В этой статье мы проследим различные траектории, по которым происходили преобразования государства благосостояния в странах Центральной и Восточной Европы (прежде всего в Польше, Венгрии, Чехии, Словении) и в трех странах Балтии (Литве, Латвии и Эстонии), а также в России. Страны ЦВЕ сумели быстро восстановить экономику, создать демократические государства и присоединились к Евросоюзу. Реструктуризация социальной сферы осуществлялась на основе сложного процесса согласований, участниками которого были представители различных общественных групп внутри этих стран, а также ЕС
и других международных организаций. В итоге системы производства и предоставления социальных благ в этих странах оказались сложенными из разнородных «слоев», объединяя элементы коммунистического наследия и возрожденного бисмаркианского «социального государства» с рыночными элементами. Последние несколько размыли, но не подорвали основ характерного для ЦВЕ режима благосостояния, базирующегося на принципах солидарности и перераспределения благ. Специалисты отмечают, что режимы благосостояния, сложившиеся в различных странах ЦВЕ, во многом схожи; они рассматривают их как единую группу, хотя дискуссионными остаются вопросы о том, вписываются ли они в существующие типологические рамки и как они соотносятся с европейскими образцами.

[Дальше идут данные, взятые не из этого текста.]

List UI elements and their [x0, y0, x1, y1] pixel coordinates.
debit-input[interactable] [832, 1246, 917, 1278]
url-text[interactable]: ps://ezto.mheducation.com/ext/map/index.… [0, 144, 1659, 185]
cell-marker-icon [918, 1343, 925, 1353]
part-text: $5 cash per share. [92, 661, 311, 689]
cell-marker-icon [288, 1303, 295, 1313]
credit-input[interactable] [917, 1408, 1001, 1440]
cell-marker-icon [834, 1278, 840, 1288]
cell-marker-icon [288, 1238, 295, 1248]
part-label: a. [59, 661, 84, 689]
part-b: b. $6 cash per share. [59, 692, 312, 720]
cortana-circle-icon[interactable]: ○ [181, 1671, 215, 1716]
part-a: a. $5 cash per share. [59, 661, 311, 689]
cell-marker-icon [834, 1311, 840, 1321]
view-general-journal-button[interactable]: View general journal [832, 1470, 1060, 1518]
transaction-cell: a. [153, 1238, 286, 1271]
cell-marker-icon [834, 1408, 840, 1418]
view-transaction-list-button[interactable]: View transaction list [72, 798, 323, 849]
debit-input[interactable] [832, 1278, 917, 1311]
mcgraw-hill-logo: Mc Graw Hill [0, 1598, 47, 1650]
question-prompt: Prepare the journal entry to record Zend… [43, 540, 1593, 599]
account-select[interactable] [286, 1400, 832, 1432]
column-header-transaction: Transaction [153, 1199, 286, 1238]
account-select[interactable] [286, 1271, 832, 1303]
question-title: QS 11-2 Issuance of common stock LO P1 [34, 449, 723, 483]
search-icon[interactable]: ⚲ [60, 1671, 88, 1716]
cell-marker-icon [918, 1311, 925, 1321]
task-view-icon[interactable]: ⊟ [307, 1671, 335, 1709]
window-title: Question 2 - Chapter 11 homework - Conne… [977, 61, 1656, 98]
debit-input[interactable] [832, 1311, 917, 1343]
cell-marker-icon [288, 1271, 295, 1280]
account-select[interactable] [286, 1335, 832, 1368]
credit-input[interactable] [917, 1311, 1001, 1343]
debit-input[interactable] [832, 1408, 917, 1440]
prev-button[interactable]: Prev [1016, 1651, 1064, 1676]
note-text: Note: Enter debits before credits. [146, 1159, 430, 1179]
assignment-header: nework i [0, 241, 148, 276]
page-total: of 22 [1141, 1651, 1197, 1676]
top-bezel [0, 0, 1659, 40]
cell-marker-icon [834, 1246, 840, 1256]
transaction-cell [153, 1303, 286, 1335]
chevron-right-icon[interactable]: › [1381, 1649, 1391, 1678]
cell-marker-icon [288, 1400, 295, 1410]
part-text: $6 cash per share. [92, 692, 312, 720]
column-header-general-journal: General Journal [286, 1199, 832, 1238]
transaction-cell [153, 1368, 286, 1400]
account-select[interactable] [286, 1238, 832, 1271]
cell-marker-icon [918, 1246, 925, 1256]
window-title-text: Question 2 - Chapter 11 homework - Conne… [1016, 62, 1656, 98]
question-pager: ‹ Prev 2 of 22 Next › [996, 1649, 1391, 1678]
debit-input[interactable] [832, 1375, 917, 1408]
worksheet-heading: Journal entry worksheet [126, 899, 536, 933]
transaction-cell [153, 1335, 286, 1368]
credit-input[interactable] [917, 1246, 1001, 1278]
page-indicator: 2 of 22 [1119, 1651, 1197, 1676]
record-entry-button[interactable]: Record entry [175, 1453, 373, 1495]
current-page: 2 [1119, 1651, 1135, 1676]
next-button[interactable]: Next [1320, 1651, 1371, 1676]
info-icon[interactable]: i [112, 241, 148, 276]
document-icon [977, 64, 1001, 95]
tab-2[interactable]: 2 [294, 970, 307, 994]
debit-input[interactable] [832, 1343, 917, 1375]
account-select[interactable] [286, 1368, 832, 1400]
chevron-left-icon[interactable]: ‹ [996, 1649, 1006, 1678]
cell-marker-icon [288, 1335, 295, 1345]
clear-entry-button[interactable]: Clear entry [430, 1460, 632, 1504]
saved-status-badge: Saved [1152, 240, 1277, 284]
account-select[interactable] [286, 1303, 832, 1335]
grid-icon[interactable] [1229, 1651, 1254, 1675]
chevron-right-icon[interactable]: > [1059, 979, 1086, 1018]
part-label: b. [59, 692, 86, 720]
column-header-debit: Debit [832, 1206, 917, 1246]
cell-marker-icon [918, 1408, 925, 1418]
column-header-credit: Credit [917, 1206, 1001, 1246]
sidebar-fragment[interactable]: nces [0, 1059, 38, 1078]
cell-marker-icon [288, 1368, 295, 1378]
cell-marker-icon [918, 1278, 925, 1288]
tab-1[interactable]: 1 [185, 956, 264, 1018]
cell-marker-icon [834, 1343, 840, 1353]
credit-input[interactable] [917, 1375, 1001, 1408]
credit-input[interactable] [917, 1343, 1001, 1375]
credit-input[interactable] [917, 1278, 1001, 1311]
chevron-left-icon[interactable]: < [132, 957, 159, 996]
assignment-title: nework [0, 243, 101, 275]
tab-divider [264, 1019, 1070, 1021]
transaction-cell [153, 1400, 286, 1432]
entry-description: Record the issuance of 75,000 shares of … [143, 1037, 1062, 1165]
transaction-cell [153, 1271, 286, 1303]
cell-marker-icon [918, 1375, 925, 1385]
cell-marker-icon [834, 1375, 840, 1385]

Ввиду ряда экономических и политических причин в странах бывшего СССР кризис системы производства и предоставления социальных благ оказался значительно глубже, проводившиеся реформы были менее системными, а фактическая приватизация и сокращение роли государства в социальной сфере - значительно более масштабными. Литература, посвященная этим странам, довольно ограничена, при этом они рассматриваются по отдельности. Специалисты отмечают радикальное сокращение роли государства, возрождение традиционализма, а также произошедший в последнее время в России возврат к этатистской модели социальной политики, проводимой в жизнь полуавторитарным режимом.
Статья построена следующим образом. Прежде всего, рассматривается коммунистическая модель социальной политики и социальной сферы. Являясь общей для рассматриваемых стран отправной точкой, эта модель служит источником нормативного и институционального «наследия», многие элементы которого существуют и поныне. Затем мы переходим к обзору дискуссий о движущих силах, глубине и масштабах посткоммунистических трансформаций в различных странах. Ключевыми вопросами здесь являются роль таких факторов, как трансформационная рецессия, внутренняя политика и традиции социальной солидарности, роль международных финансовых институтов и потенциальное влияние «европейской социальной модели». Институты и функционирование социальной сферы в странах ЦВЕ рассматриваются в сравнении с более развитыми системами, существующими в Европе, а также с социальной сферой стран бывшего СССР, где роль государства и система социальной поддержки в целом значительно сократились. В заключение мы обратимся к анализу различных выводов, которые делают специалисты относительно наиболее общих характеристик режимов благосостояния, сложившихся в странах ЦВЕ. Мы представляем аргументы тех, кто пытается «вписать» их в рамки устоявшихся, евроцентрических типологических категорий («миров» или «семей», объединяющих страны со сходными режимами благосостояния), а также тех, кто рассматривает эти страны в сравнении с более широким кругом государств со средним уровнем дохода.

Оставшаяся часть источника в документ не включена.